雪風吹きすさぶ極寒の世界にて二人の男女が対峙していた。
片や黒髪紅眼の大男――手には奇妙な粒子を放つ大槌が握られている。
「〝人族〟の猛者よ、もっとだ。もっと俺を愉しませて見せろ」
声音に宿るのは歓喜と愉悦だ。対峙する相手の強大さに湧き上がる喜悦は止まる所を知らなかった。
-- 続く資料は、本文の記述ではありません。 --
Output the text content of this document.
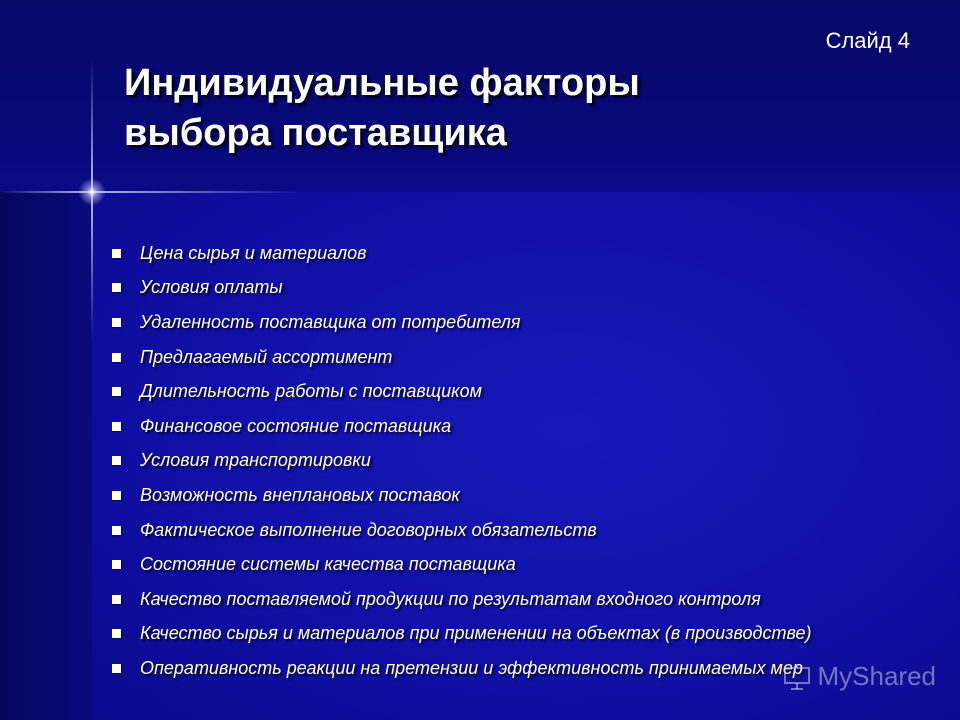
Слайд 4
Индивидуальные факторы
выбора поставщика
Цена сырья и материалов
Условия оплаты
Удаленность поставщика от потребителя
Предлагаемый ассортимент
Длительность работы с поставщиком
Финансовое состояние поставщика
Условия транспортировки
Возможность внеплановых поставок
Фактическое выполнение договорных обязательств
Состояние системы качества поставщика
Качество поставляемой продукции по результатам входного контроля
Качество сырья и материалов при применении на объектах (в производстве)
Оперативность реакции на претензии и эффективность принимаемых мер MyShared
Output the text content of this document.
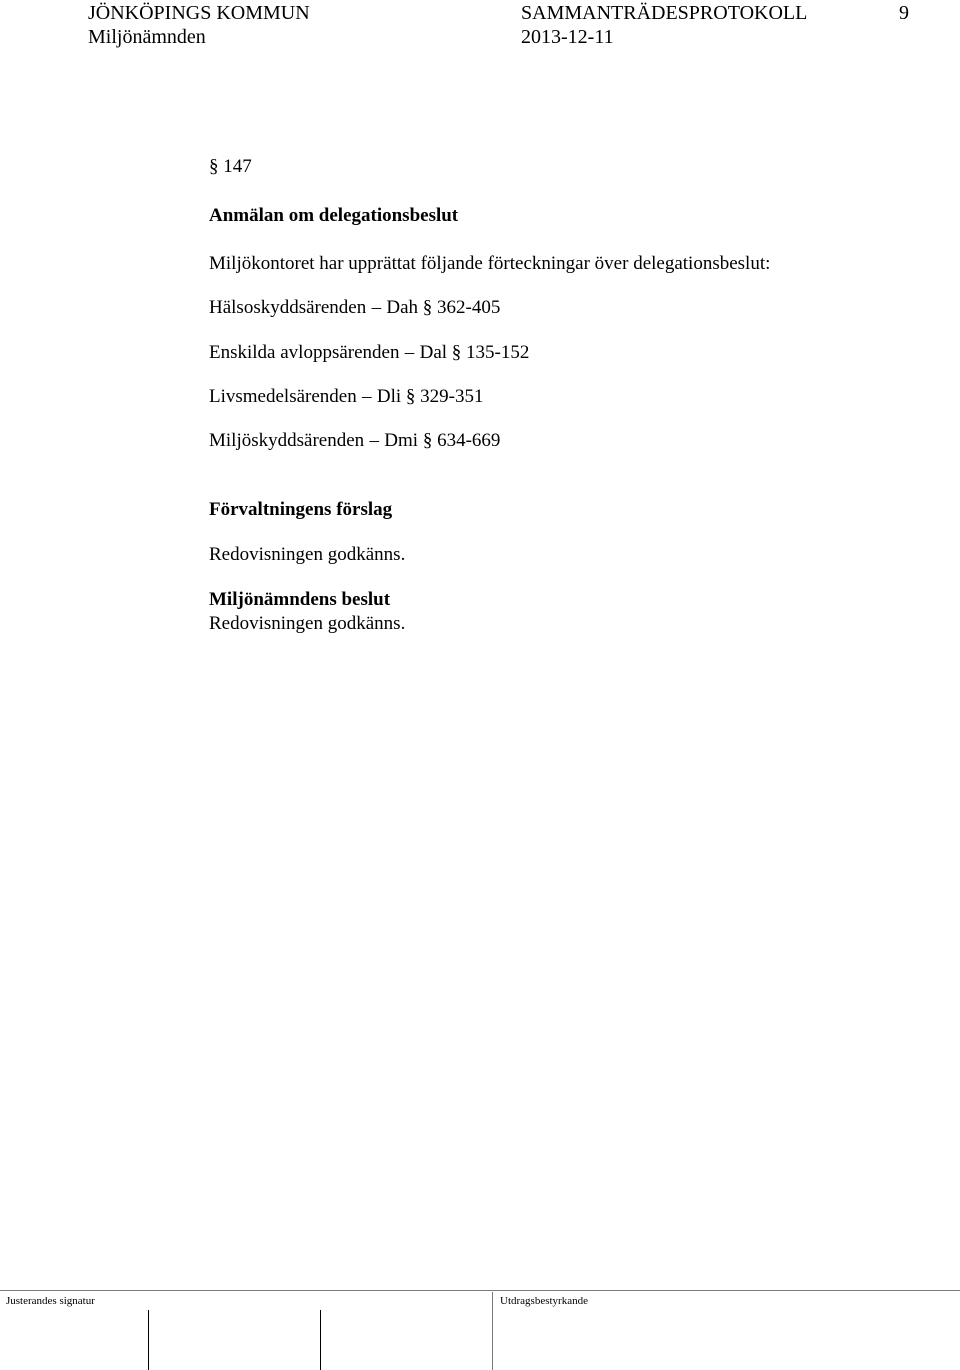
JÖNKÖPINGS KOMMUN	SAMMANTRÄDESPROTOKOLL	9
Miljönämnden	2013-12-11
§ 147
Anmälan om delegationsbeslut
Miljökontoret har upprättat följande förteckningar över delegationsbeslut:
Hälsoskyddsärenden – Dah § 362-405
Enskilda avloppsärenden – Dal § 135-152
Livsmedelsärenden – Dli § 329-351
Miljöskyddsärenden – Dmi § 634-669
Förvaltningens förslag
Redovisningen godkänns.
Miljönämndens beslut
Redovisningen godkänns.
Justerandes signatur	Utdragsbestyrkande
そしてその感情を向けられた相手――陽の当たり方では茶にも見える明るい黒髪の少女は俯いていた。
その手には刀身が折れた二振りの刀が握られている。
「……駄目、これじゃ何も変わってない。私は強く、誰よりも強くなくちゃいけないのに」
呟かれるのは強さへの渇望だ。それはまるで呪詛のように延々と少女の口から漏れ出ている。
「強くなければまた置いて行かれる。強くなければまた奪われる。強くなければまた失う」
気が狂いそうになるほどの渇望――それに応えるようにして突如少女の眼前に二振りの刀が現出した。
少女から見て右側に浮かぶのは純白の刀身が美しい刀で、左側に浮かぶのは金色の刀身が眼を引く刀であった。
見た目こそ違えども、どちらにも共通しているのは尋常ならざる覇気と魔力を放っているという点である。
唐突に現れた強大な気配を放つ二振りの刀に大男は眼を瞠っているだけだ。しかし少女は違う。
彼女は何の感慨も躊躇いもなく折れた二振りを捨て去るとそれらを掴み取る――と、二振りとも眩い光を放って新たなる主を祝福した。
次いで少女の頭に二振りの刀の情報が流れ込んでくる。濁流のように無軌道なそれに僅かに頭痛を覚えるも、彼女は無視して知識を吸収するのに務める。
そして得た情報は彼女が今最も望んでいたもので――故に自然と口角が上がる。
「あはっ……やっと、手にした」
そう呟き顔を上げた少女――その表情を見た大男は無意識に一歩、後退ってしまう。
彼の覇気が僅かに弱まったのを感じながら少女は嗤って。
「お望み通り愉しませてあげる――だからそんな顔しないで笑ってよ」
新たに得た相棒達を手に、雪深い地を蹴って天に飛翔した。